What Does Italy Referendum Mean for These ETFs?
Now that Senate reform is off the agenda, the new government’s main task will be to rewrite legislation governing elections to the Chamber of Deputies (the lower house). Flawless bicameralism was introduced in the first Republican Constitution, right after the end of Fascism, as a way to prevent the possible rise of a new dictator. The bond purchases aim to boost growth and inflation but also effectively help keep low government borrowing rates. About 60 percent of Italians voted against a plan for constitutional reform favored by Renzi. European stocks were mostly higher, but Italy’s market fell after Italian voters rejected constitutional changes and the country’s premier said he would resign.
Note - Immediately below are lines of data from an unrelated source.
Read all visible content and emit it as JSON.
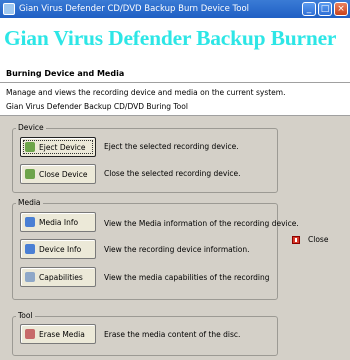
{
  "window": {
    "title": "Gian Virus Defender CD/DVD Backup Burn Device Tool",
    "buttons": {
      "minimize": "_",
      "maximize": "□",
      "close": "×"
    }
  },
  "banner": {
    "title": "Gian Virus Defender Backup Burner"
  },
  "header": {
    "section_title": "Burning Device and Media",
    "description": "Manage and views the recording device and media on the current system.",
    "subdescription": "Gian Virus Defender Backup CD/DVD Buring Tool"
  },
  "groups": {
    "device": {
      "label": "Device",
      "eject": {
        "label": "Eject Device",
        "description": "Eject the selected recording device."
      },
      "close": {
        "label": "Close Device",
        "description": "Close the selected recording device."
      }
    },
    "media": {
      "label": "Media",
      "media_info": {
        "label": "Media Info",
        "description": "View the Media information of the recording device."
      },
      "device_info": {
        "label": "Device Info",
        "description": "View the recording device information."
      },
      "capabilities": {
        "label": "Capabilities",
        "description": "View the media capabilities of the recording"
      }
    },
    "tool": {
      "label": "Tool",
      "erase": {
        "label": "Erase Media",
        "description": "Erase the media content of the disc."
      }
    }
  },
  "side": {
    "close_label": "Close"
  },
  "colors": {
    "banner_text": "#2de6e6",
    "titlebar": "#1f5fc4",
    "close_icon": "#d83a2a"
  },
  "icons": {
    "eject": "eject-icon",
    "close_device": "close-tray-icon",
    "media_info": "info-icon",
    "device_info": "device-icon",
    "capabilities": "capabilities-icon",
    "erase": "erase-icon",
    "close": "close-icon"
  }
}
Renzi is expected to meet Wednesday afternoon with the top rung of his centre-left Democratic Party (PD) to discuss what decisions need to be taken in the short and medium terms – such as whether he will remain party head.
Upon receiving Renzi’s resignation, the Italian President Sergio Mattarella will have two options.
“With a lot of noise and fact-free politics you can win elections”, he said. The other is to set up an interim government and eventually call for new elections if this attempt fails. Banks put up some of the biggest gains, as did technology companies, which have been mostly left out of a post-election rally. This raises very tough questions in Italy over political will.
Some people see Mr Alfano’s forecast for a February election as unrealistic as a ruling by the constitutional court on the legitimacy of the current electoral law is not expected until 2017.
Elly Schlein, an Italian member of the European Parliament, said the proposed reforms would have transferred too much power into the hands of the ruling party.
“The next steps are far from clear for Italy and traders are not panicking yet”, said Craig Erlam, senior market analyst at Oanda.
That could see the likes of finance minister Pier Carlo Padoan take over as prime minister or even Pietro Grasso, the Senate leader. Since 1945, Italy has had 65 different prime ministers, not a great track record and certainly a hard environment for economic policymakers. Then he or some other figure, perhaps from his Democrats, parliament’s largest party, could be asked to lead a government focused on electoral reform.
“After the Brexit and the US election, I think financial markets have learned that even if they see a result that is not necessarily in line with their values, markets will quickly recover as its economic impact is either negligible or will take time to appear”, said Tatsushi Maeno, senior strategist at Okasan Asset Management.
The banking system in particular requires some immediate attention. “The times have changed – sovereignty belongs to the people”. He sought to calm nervous markets before Sunday’s vote saying that there was “no risk of a financial earthquake” if the reforms were voted down, although he did acknowledge there may now be “48 hours of turbulence”.
Holger Schmieding, at the Berenberg private bank, said the risk that Italy could choose to leave the euro, while still remote, had increased.
And the storm isn’t over yet: Europe’s unity and common currency face growing uncertainty in a raft of upcoming elections, notably in the Netherlands and France, where the far-right looms large. In the past, its representatives have indicated they would call for a popular referendum to decide whether or not Italy should stay in the monetary union.
“Now we look to the future and we will want to work closely with the Italian government”.
Both major European currencies weakened against the dollar during the session, with the pound falling by around 45 points to 1.2718 and the euro dropping by around 50 points to 1.0724.
“We expect the European Central Bank to extend its asset purchase programme by six months, which I believe is in line with market expectations”.